"Will you show this lady to her room?" said the clergyman courteously to the maid who opened the door.
"Not yet, thank you," said Mona. "Show me to Miss Reynolds's room, please. I will go there first."
The room was brightly lighted with a pretty lamp, for Lucy could not bear to have anything gloomy about her. She was lying in bed, propped up with pillows, her eyes curiously large and bright, her cheeks thin, her face worn with recent suffering.
Mona bit her lip hard. She had not realised that a few days of fever and pain could work such a change.
Lucy tried to stretch out her arms, and then let them fall with a pitiful little laugh. "I can't hug you yet, Mona," she said, "but oh! it is good to see you," and tears of sheer physical weakness filled her eyes.
"You poor little thing! What a scolding you shall have when you are better!
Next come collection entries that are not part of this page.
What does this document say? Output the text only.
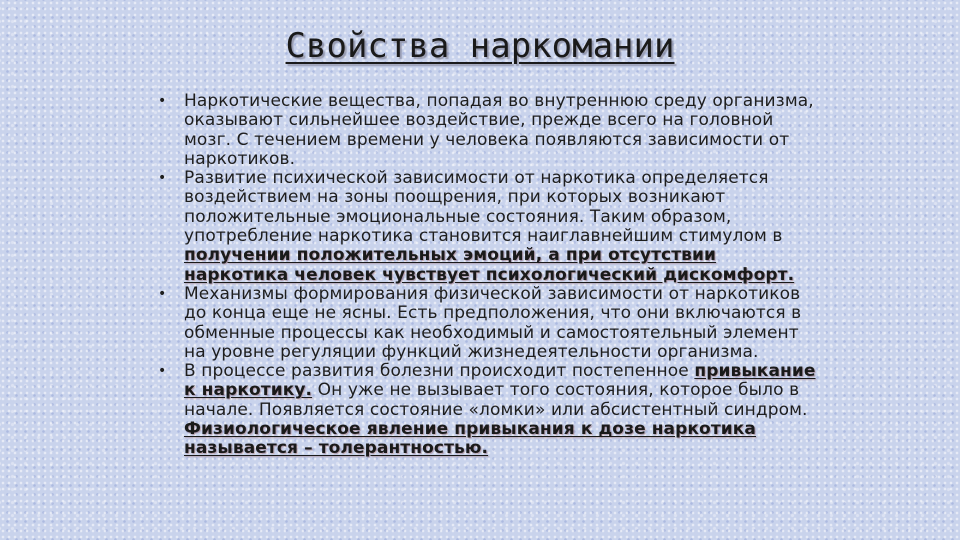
Свойства наркомании
• Наркотические вещества, попадая во внутреннюю среду организма, оказывают сильнейшее воздействие, прежде всего на головной мозг. С течением времени у человека появляются зависимости от наркотиков.
• Развитие психической зависимости от наркотика определяется воздействием на зоны поощрения, при которых возникают положительные эмоциональные состояния. Таким образом, употребление наркотика становится наиглавнейшим стимулом в получении положительных эмоций, а при отсутствии наркотика человек чувствует психологический дискомфорт.
• Механизмы формирования физической зависимости от наркотиков до конца еще не ясны. Есть предположения, что они включаются в обменные процессы как необходимый и самостоятельный элемент на уровне регуляции функций жизнедеятельности организма.
• В процессе развития болезни происходит постепенное привыкание к наркотику. Он уже не вызывает того состояния, которое было в начале. Появляется состояние «ломки» или абсистентный синдром. Физиологическое явление привыкания к дозе наркотика называется – толерантностью.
You are not to be trusted out of my sight for a moment."
"I know," said Lucy feebly. "I never should have got ill if you had been here; and now I shall just have one illness after another, till you come back and go on with your work."
She looked so infinitely pathetic and unlike herself that Mona could scarcely find words. Instinctively she took Lucy's wrist in one cool hand, and laid the other on the child's flushed cheek.
"Oh, I am all right now. Of course my heart bounded off when I heard the hansom stop. But here comes my doctor. I scarcely need you to send me to Paradise to-night, doctor; my friend Miss Maclean has come."
Mona held out her hand. "Your name is almost as familiar to me as my own," she said. "It is a great pleasure to meet you."